Monday 29 October 2012

The Fickle World of a 20 Something.



It has recently come to my attention how fickle I have become. Even at the now grand old age of 26 I am something of a dithering fool. I am plagued by indecision everywhere I go, suddenly every choice I make feels like it could be the be all and end all of an ideal I cling to. I am stuck at a crossroads with hundreds of paths I could walk down, but if I turn down one, will I loose my way to the others?

It is a common phrase; your twenties are the best time of your life, it is perhaps this expectation that is so debilitating. If my twenties are the best time of my life, perhaps I am living them all wrong. I am muddled by questions and decisions, to the point that even deciding  what to wear every morning is a palaver! Who thought deciding which shoes to wear could take a giant leap and become thoughts of what am I really doing with my life, but there you have it, boots or flats are now the grand philosophical questions of the day. 

So I sit on my metaphorical roundabout; I imagine there is a bright red swing set I sit on while I ponder these great questions, that in itself may just be thought procrastination, pushing myself higher and higher as if hoping the dizzy heights will give me some sort of profound clarity, while the rest of the world zooms past with what feels like drive and determination.

Am I really the only one who is lost? Am I all of a sudden devoid of the resolve I thought I had? Am I really so afraid of failure I can no longer find the courage to try? If I don’t make the most of my twenties will I be plagued with regret for the rest of my life? And how exactly do I make the most of my twenties? Do I use this time to be free and experience life? Or do I set the foundations for my future? What if I lay foundations in the wrong place and forever destroy something that could have been? How do I keep all these thoughts in my head? They feel like they are falling out of my ears in streams of gibberish and causing floods of emotions, indecision and plain hysteria. And the biggest question I find myself desperately trying to pick apart; when did life get so serious?

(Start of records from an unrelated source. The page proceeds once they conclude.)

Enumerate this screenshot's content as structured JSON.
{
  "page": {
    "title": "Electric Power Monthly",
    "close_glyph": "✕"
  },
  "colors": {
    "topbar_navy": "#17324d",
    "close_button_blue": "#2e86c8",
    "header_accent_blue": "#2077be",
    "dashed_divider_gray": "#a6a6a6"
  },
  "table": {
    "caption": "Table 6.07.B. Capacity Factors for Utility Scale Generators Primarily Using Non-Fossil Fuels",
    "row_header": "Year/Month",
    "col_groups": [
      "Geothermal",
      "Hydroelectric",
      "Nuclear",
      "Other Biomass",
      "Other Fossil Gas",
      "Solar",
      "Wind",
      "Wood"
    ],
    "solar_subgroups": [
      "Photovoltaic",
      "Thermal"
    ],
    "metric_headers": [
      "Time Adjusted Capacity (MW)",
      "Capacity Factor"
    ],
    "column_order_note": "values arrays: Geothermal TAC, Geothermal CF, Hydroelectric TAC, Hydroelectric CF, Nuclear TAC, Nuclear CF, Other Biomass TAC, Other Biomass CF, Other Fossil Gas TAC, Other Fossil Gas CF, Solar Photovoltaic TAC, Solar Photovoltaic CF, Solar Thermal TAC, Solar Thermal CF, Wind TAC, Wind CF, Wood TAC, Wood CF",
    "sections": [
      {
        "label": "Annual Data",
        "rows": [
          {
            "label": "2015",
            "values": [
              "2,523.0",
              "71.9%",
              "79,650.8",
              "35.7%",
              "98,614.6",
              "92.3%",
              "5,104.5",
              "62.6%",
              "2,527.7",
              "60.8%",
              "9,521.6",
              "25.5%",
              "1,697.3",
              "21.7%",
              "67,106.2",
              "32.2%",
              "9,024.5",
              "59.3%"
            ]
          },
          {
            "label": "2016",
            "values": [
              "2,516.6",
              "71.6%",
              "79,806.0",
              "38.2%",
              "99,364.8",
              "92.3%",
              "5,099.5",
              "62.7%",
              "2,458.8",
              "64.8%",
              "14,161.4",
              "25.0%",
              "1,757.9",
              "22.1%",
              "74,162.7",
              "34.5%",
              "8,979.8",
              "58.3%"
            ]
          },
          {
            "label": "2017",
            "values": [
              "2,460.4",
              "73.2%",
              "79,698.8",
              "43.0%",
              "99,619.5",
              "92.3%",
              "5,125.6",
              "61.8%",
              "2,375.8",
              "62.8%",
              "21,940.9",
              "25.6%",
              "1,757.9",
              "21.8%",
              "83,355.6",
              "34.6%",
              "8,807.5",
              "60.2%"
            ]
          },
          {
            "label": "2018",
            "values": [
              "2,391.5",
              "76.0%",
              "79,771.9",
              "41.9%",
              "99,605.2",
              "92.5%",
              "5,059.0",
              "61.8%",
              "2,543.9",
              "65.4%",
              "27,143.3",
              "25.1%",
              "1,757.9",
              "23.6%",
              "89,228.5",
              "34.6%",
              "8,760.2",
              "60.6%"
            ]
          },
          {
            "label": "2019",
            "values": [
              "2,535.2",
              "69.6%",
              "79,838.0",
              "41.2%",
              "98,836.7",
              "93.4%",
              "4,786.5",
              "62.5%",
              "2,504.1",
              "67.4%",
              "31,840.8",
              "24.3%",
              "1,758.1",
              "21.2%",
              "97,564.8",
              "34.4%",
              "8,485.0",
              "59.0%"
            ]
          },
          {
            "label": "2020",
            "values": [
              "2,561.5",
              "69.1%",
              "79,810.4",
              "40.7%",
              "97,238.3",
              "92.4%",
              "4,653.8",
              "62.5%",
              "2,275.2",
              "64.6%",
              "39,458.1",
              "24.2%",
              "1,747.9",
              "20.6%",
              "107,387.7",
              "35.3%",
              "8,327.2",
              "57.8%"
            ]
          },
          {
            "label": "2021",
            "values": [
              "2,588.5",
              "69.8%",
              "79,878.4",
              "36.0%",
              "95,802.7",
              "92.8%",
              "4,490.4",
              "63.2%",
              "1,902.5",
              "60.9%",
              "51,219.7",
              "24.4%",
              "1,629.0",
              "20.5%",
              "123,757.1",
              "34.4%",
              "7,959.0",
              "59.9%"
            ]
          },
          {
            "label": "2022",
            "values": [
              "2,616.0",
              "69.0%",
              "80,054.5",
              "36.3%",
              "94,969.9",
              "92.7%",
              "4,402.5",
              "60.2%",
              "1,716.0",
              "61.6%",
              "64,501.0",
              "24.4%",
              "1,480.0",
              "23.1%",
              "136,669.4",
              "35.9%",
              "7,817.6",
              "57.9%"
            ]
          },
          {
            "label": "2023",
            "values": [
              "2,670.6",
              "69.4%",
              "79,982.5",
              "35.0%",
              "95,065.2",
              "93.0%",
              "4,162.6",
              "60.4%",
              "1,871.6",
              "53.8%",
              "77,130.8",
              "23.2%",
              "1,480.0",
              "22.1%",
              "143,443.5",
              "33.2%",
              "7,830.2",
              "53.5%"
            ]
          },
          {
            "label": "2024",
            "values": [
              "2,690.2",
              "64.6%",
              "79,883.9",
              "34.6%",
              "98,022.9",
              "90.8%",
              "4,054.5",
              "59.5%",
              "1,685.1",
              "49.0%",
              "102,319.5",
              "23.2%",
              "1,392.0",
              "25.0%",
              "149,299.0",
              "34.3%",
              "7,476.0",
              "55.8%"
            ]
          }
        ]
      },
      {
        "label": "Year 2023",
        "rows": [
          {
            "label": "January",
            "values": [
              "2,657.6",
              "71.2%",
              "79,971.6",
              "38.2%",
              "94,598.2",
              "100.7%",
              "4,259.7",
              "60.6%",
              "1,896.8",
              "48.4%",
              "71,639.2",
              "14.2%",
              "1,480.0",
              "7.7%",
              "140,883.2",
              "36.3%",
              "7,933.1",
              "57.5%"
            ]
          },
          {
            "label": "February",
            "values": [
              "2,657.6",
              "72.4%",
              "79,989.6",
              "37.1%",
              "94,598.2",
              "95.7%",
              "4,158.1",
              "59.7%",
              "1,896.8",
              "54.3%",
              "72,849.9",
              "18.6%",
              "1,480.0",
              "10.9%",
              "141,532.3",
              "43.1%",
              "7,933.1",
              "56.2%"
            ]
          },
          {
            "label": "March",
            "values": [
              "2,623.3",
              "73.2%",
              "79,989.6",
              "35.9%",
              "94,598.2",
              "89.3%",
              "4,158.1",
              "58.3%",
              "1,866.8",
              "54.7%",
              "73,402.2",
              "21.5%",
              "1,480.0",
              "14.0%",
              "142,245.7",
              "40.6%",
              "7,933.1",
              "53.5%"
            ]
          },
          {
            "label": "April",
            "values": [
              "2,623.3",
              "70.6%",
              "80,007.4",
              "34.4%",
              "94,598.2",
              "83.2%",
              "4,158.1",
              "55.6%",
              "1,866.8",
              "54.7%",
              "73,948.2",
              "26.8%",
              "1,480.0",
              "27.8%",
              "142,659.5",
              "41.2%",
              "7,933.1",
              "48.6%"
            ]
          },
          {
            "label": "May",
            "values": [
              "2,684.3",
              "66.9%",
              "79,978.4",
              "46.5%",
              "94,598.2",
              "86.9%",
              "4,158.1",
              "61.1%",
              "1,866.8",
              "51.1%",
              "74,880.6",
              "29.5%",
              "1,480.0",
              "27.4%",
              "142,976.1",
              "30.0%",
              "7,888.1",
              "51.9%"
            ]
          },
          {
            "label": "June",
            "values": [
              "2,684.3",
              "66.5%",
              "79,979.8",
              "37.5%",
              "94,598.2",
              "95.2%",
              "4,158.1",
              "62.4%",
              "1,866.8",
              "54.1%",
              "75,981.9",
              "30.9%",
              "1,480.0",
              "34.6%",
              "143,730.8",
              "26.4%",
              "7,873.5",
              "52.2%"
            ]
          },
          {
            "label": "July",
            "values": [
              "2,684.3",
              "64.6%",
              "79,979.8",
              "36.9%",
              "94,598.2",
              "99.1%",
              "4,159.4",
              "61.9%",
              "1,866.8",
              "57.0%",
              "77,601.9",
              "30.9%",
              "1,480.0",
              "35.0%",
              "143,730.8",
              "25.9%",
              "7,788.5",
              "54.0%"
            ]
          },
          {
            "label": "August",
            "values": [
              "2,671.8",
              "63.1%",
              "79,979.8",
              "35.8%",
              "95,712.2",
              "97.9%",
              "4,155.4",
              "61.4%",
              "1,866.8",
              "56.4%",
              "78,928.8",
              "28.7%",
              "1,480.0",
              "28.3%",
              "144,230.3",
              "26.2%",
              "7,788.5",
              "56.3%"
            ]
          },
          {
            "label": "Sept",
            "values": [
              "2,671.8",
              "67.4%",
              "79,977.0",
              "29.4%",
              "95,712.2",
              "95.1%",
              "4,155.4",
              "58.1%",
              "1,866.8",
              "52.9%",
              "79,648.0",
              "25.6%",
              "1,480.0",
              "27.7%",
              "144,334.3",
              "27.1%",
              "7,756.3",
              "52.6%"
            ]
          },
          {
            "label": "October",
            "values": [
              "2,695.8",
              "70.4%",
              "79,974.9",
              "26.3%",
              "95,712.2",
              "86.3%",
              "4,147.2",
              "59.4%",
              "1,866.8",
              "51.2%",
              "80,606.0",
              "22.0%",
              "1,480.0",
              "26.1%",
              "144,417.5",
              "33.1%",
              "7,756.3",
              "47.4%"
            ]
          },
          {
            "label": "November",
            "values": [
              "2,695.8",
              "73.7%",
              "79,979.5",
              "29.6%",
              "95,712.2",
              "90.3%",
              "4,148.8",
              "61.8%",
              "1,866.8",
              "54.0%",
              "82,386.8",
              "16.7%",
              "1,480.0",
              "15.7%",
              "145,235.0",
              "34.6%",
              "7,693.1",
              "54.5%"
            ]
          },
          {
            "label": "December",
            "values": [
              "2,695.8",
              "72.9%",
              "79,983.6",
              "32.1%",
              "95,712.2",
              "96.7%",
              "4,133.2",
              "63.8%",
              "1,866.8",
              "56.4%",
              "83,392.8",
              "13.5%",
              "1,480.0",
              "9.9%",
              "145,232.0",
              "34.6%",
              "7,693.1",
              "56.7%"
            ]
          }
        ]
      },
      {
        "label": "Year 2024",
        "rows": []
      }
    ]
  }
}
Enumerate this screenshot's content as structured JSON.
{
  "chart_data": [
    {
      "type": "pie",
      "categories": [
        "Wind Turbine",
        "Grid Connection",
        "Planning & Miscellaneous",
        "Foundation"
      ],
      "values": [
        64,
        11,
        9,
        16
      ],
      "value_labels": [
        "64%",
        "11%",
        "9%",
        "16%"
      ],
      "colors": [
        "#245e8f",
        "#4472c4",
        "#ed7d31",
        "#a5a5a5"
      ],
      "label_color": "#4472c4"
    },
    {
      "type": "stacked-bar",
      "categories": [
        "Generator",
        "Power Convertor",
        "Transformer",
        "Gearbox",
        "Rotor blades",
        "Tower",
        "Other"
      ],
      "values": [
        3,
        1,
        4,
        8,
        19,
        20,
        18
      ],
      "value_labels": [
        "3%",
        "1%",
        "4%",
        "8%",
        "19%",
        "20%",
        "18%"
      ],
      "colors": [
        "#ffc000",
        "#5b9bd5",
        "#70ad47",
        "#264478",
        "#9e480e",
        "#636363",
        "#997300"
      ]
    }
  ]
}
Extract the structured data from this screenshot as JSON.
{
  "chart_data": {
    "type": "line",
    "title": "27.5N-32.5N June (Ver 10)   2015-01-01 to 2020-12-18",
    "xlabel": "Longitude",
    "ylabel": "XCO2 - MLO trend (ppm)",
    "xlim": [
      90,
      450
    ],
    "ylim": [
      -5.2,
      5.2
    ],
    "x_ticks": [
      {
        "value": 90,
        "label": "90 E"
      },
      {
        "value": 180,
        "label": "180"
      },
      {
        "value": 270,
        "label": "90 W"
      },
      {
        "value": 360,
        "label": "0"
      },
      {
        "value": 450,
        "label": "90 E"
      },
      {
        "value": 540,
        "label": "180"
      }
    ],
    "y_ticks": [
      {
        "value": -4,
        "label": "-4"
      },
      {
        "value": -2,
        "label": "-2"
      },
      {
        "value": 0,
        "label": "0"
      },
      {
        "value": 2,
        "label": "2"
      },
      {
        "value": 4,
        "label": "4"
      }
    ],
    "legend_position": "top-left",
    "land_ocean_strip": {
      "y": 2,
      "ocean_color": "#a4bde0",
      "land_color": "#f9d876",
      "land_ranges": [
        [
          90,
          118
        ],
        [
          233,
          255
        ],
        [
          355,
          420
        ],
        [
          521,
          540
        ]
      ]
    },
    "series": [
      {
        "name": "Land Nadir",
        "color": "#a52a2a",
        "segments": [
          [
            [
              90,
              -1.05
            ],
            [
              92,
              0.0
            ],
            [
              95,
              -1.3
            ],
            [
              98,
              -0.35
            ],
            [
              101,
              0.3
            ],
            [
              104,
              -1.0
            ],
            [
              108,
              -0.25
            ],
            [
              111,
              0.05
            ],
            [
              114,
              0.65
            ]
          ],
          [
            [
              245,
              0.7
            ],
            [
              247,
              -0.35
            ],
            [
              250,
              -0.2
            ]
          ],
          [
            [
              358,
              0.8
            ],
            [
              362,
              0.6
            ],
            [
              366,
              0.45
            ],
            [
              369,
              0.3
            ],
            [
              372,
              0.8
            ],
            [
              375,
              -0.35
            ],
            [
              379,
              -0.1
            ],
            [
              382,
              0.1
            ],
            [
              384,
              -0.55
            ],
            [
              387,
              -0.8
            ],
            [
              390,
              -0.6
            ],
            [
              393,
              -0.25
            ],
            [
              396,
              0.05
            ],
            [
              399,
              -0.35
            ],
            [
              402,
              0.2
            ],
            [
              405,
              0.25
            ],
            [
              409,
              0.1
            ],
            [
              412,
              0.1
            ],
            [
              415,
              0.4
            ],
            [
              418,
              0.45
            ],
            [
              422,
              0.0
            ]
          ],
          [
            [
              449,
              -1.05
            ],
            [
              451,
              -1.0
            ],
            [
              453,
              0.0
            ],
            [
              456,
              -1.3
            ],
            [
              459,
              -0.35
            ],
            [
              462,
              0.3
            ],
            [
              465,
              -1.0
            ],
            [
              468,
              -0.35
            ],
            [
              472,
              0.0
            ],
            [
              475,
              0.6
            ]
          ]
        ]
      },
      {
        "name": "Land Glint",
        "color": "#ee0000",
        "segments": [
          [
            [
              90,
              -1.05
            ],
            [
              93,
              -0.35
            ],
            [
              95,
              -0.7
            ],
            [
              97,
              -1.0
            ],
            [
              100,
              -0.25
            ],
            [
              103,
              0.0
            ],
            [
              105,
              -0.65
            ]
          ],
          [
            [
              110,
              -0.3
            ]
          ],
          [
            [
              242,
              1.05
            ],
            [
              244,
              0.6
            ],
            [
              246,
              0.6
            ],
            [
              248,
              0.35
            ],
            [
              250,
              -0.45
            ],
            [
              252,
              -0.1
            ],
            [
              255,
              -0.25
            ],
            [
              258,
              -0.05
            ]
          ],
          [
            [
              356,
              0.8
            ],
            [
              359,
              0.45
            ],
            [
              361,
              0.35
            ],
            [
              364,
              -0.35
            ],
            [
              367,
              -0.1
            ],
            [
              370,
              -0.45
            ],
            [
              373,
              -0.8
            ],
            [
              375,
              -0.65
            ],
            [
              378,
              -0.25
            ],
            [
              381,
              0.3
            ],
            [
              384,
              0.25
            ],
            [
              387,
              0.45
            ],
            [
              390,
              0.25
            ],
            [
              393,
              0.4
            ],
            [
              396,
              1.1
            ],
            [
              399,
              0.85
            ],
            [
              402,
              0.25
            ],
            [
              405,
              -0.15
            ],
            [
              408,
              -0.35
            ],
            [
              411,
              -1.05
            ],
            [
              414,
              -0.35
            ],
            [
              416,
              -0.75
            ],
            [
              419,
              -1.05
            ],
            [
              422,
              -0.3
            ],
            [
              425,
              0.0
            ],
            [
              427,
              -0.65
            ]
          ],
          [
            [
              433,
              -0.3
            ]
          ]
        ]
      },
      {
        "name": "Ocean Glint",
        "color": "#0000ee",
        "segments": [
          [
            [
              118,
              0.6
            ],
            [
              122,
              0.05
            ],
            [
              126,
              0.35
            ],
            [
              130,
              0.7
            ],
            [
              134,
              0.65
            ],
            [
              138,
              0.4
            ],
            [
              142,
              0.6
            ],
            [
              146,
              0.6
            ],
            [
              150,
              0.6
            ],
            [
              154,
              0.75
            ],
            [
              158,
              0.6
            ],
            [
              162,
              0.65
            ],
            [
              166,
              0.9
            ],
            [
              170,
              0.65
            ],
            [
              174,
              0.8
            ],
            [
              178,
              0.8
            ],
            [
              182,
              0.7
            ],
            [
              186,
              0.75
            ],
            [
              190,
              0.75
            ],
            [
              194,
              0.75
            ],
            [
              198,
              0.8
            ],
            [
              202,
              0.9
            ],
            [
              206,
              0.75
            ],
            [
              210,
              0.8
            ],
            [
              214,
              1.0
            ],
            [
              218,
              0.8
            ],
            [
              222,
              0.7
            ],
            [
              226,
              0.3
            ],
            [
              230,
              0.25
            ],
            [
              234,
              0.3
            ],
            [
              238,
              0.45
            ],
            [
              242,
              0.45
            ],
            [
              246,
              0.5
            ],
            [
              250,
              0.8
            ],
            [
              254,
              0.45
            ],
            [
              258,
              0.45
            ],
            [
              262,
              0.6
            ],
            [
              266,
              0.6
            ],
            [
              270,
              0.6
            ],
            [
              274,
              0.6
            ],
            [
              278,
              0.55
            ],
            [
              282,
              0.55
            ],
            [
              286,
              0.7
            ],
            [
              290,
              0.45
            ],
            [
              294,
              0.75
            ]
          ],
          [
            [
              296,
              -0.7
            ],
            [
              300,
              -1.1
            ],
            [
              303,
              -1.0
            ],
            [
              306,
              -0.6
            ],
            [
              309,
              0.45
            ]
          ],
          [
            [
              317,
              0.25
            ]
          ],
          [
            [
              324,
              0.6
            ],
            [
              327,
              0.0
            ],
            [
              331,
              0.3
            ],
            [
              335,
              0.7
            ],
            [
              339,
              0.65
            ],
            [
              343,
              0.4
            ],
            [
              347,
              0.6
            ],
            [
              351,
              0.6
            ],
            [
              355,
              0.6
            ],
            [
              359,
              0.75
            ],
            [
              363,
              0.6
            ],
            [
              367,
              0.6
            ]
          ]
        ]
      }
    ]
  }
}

It's difficult to realise your life is nothing more than a tangled ball of wool; too many threads that look like they will untangle the mess but in reality they pull some places too tight and leave even more ends unanswerable. And that maybe life wont be what I had planned when I was 5; I am pretty sure becoming an astronaut is out of the question. But perhaps something better will come along. And until then, if you want me, look for me on the days I feel lost, wrapped in my duvet watching movies I am ashamed to have on my 'recently watched on Love Film Instant' list. 

Monday 6 February 2012

Restless


Restless. London makes me feel restless. In a city with so much possibility it is easy to become lost amidst desires to succeed and stand out. I find myself desperate for both; success and recognition.
They don't necessarily go hand-in-hand. I want success in life, which for me means a career I can be proud of. This desire inspires me to write. In dribs and drabs mostly, but I am still writing almost everyday. The key here is consistency; one day I will have a portfolio to be proud of; hopefully stuffed with both published masterpieces and glimpses of genius in the form of tidbits, scribbles and doodles. It's a long road, particularly from the perspective of a 25 year old who is only a year into her first office job and a year and a half out of university. But, clutching my two degrees, desperately trying to make my mark in the workplace, while simultaneously charging down the bull that is living in London, I find myself, oddly, restless.

But restless for what? As far as I can work out, I am craving success and that desire is overwhelming. That's the thing about desire, you can never tame it, even by filling your life with this, that and the kitchen sink. If you want something else, that something else burrows into your conscious, ruining your concentration with a vice grip to rival Darth Vader, grasping at every idea that breaks free. Even as I sit here writing this I am wondering if there isn't more I could be doing to fulfill my childhood dreams.

I find the only way around this restless desire is to just roll with it. I do something new, different and impulsive. Although, I will warn you, reacting to the restless feeling with rash decisions is addictive, similar to the adrenalin junkie who throws himself (or indeed herself) out of a plane for kicks. You might find yourself dying your hair red, saying yes to a date you weren't really sure was a good idea or waking up in a different town than the one you started the day in....

This is where recognition and success fork into two parallel yet entirely separate paths. Recognition for my life's work is obviously something I crave. But, the dream you have of your funeral and what people would say about you (don't judge me here everyone does it...I am not a crazy person, in this respect at least), my unconscious fills itself with people who remember the things I have done that brought them happiness. The recognition I want, is happiness. Alright, now you can laugh.

In all seriousness, recognition for me is the moment you are remembered by a complete stranger for a kind gesture, or a friend for the laughter you bring, induce or even exclaim. Happiness is greater than hope, fame or even success, for the simple reason that it means more everyday. That feeling of a balloon swelling in your chest when you think of another, be it friend, family or lover. That grin you can't suppress, even on the tube when it makes you look like a complete nut, those are the moments to be proud of because for some reason for most people, happiness is secondary.

I guess the conclusion I have come to, stumbled across in these ramblings, is that success comes with hard work, but recognition, for me at least, is about making the most of your life, and doing it with as much openness as I can muster. At least that way, I will be remembered....even if it is only as that nut who never stopped smiling.